第361話 慣れ
ホルイン伯爵は自身の香水を再び人気商品とするため、王妃と面会を行っていた。
「王妃様、本日は面会をお受け頂きまして誠にありがとうございます。」
「気にしないで頂戴。なんでも、新商品を試してほしいって話よね?」
「はい、そうでございます。我がホルイン家が長年、研究に研究を重ね開発に成功した香水となります。まずはこちらを・・・。」
伯爵がそう言うと、液体が入った芸術品ともいえるような小さな瓶を王妃に差し出すのであった。
「これが、新しい香水?瓶は確かに変わっているようだけど、従来品と何が違うの?」
王妃は以前にもホルイン家の香水を使用していた経験があったため、匂いを嗅いでも同じバラの香りで全く違いが分からなかったのだ。そんな王妃に、ホルイン伯爵は自信満々に説明を始める。
「王妃様、違いは使っているバラの本数です。従来の香水を作るには2万本のバラが必要でしたが、この香水には10万本のバラが使われております。つまり、従来物より、5倍も濃厚な香りとなっているのです。これほど材料に豪華なものを使っている香水は我が家だけです!」
「ん~、でもね、最近ではクレハ商会の香水の方が人気があるからね。正直、私はそっちの方が気に入っているのよ。」
ホルイン伯爵が予想していた通り、クレハの香水は王妃の耳にも届いており、彼女はクレハ商会の香水に興味を持っているようだ。しかしながら、そのことは既に想定済みである。
「お待ちください、確かに、巷ではクレハ商会の香水は飛ぶ鳥を落とす勢いです。しかしながら、あれは庶民が付けるものです。
王妃様にはふさわしくありません!王妃様にはこの濃厚なバラの香りの香水がお似合いになります。ここまで濃厚な香水を付けることができるのは王妃様以外、私には考えつきません。」
ホルイン伯爵が必死に王妃を持ち上げ、よいしょをしていると彼女もさすがに気を良くしたのだろう。

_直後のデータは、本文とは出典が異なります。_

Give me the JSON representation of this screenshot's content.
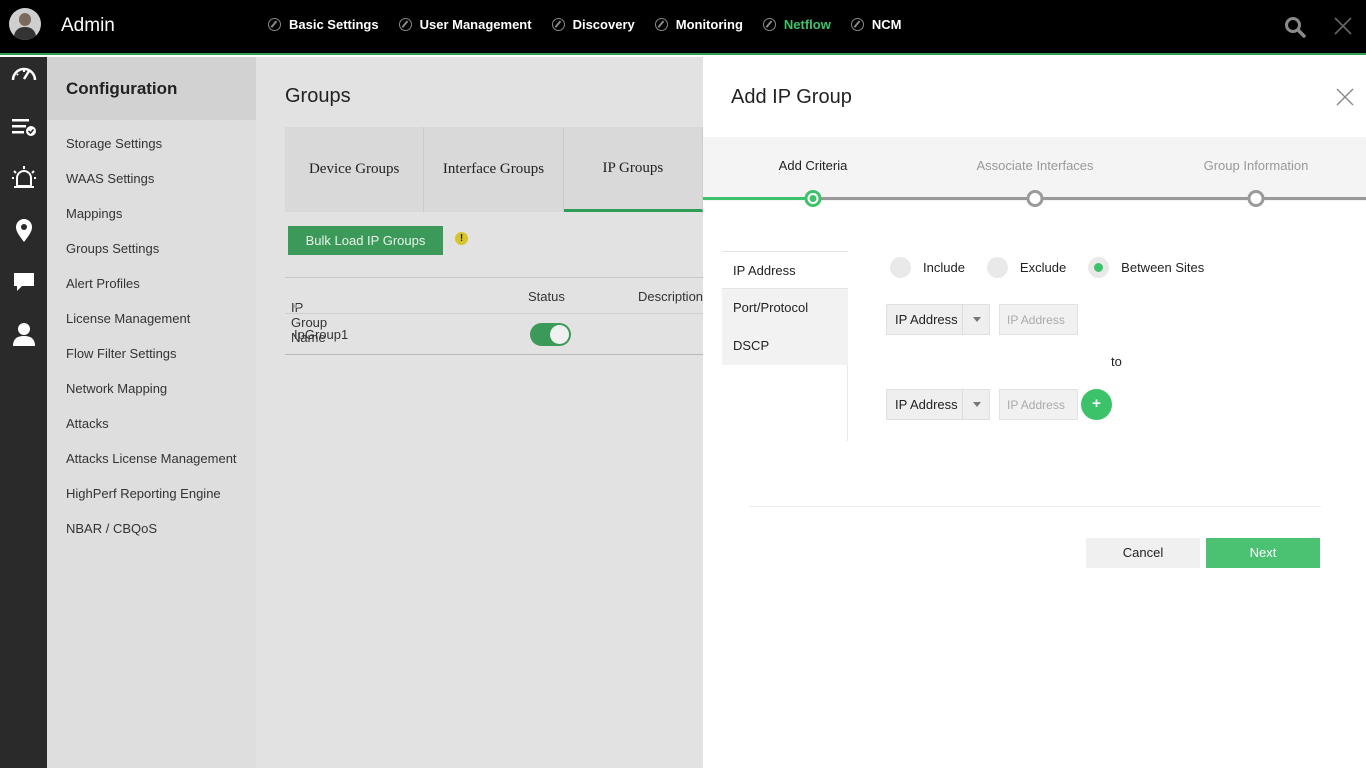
{
  "header": {
    "app_title": "Admin",
    "nav": [
      {
        "label": "Basic Settings",
        "icon": "slash-circle-icon",
        "active": false
      },
      {
        "label": "User Management",
        "icon": "slash-circle-icon",
        "active": false
      },
      {
        "label": "Discovery",
        "icon": "slash-circle-icon",
        "active": false
      },
      {
        "label": "Monitoring",
        "icon": "slash-circle-icon",
        "active": false
      },
      {
        "label": "Netflow",
        "icon": "slash-circle-icon",
        "active": true
      },
      {
        "label": "NCM",
        "icon": "slash-circle-icon",
        "active": false
      }
    ],
    "accent_color": "#3cc36a"
  },
  "rail": {
    "icons": [
      "dashboard-icon",
      "inventory-icon",
      "alarm-icon",
      "map-pin-icon",
      "chat-icon",
      "user-icon"
    ]
  },
  "sidebar": {
    "title": "Configuration",
    "items": [
      "Storage Settings",
      "WAAS Settings",
      "Mappings",
      "Groups Settings",
      "Alert Profiles",
      "License Management",
      "Flow Filter Settings",
      "Network Mapping",
      "Attacks",
      "Attacks License Management",
      "HighPerf Reporting Engine",
      "NBAR / CBQoS"
    ]
  },
  "main": {
    "title": "Groups",
    "tabs": [
      "Device Groups",
      "Interface Groups",
      "IP Groups"
    ],
    "active_tab": "IP Groups",
    "bulk_button": "Bulk Load IP Groups",
    "warning_glyph": "!",
    "columns": [
      "IP Group Name",
      "Status",
      "Description"
    ],
    "rows": [
      {
        "name": "IpGroup1",
        "status_on": true
      }
    ]
  },
  "dialog": {
    "title": "Add IP Group",
    "steps": [
      "Add Criteria",
      "Associate Interfaces",
      "Group Information"
    ],
    "active_step": 0,
    "criteria_tabs": [
      "IP Address",
      "Port/Protocol",
      "DSCP"
    ],
    "active_criteria": "IP Address",
    "radios": [
      {
        "label": "Include",
        "checked": false
      },
      {
        "label": "Exclude",
        "checked": false
      },
      {
        "label": "Between Sites",
        "checked": true
      }
    ],
    "select_value": "IP Address",
    "input_placeholder": "IP Address",
    "to_label": "to",
    "plus_label": "+",
    "cancel_label": "Cancel",
    "next_label": "Next"
  }
}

「あら、そんなに似合うかしら。これを付けて次の晩餐会に参加すれば陛下も褒めてくれるかしらね?」
「もちろんです、王妃様の美しさに、この香水の香りが交われば、陛下も大変お喜びになるでしょう。きっと、他の貴族家のご婦人方からも注目の的です。」
「ふふっ、それは良いわ。陛下に喜んでもらいたいもの。分かりました、次の晩餐会にはこの香水を付けて参加させていただきましょう。クレハ商会のものはまた今度にするわ。」
この瞬間、顔には出していないものの、ホルイン伯爵は内心、クレハに勝ったと考えていた。次回の晩餐会で王妃がホルイン家の香水を使用していれば間違いなく、貴族たちが彼の元に殺到するだろう。そう、クレハの元にではなくだ。
そうすれば、今の状況も逆転することが可能となるため、彼は有頂天になっていた。しかしながら、王妃は気づいていなかったのだ。今までずっと、ホルイン家の香水を使用していたため、濃度が5倍になっている香水のキツさを。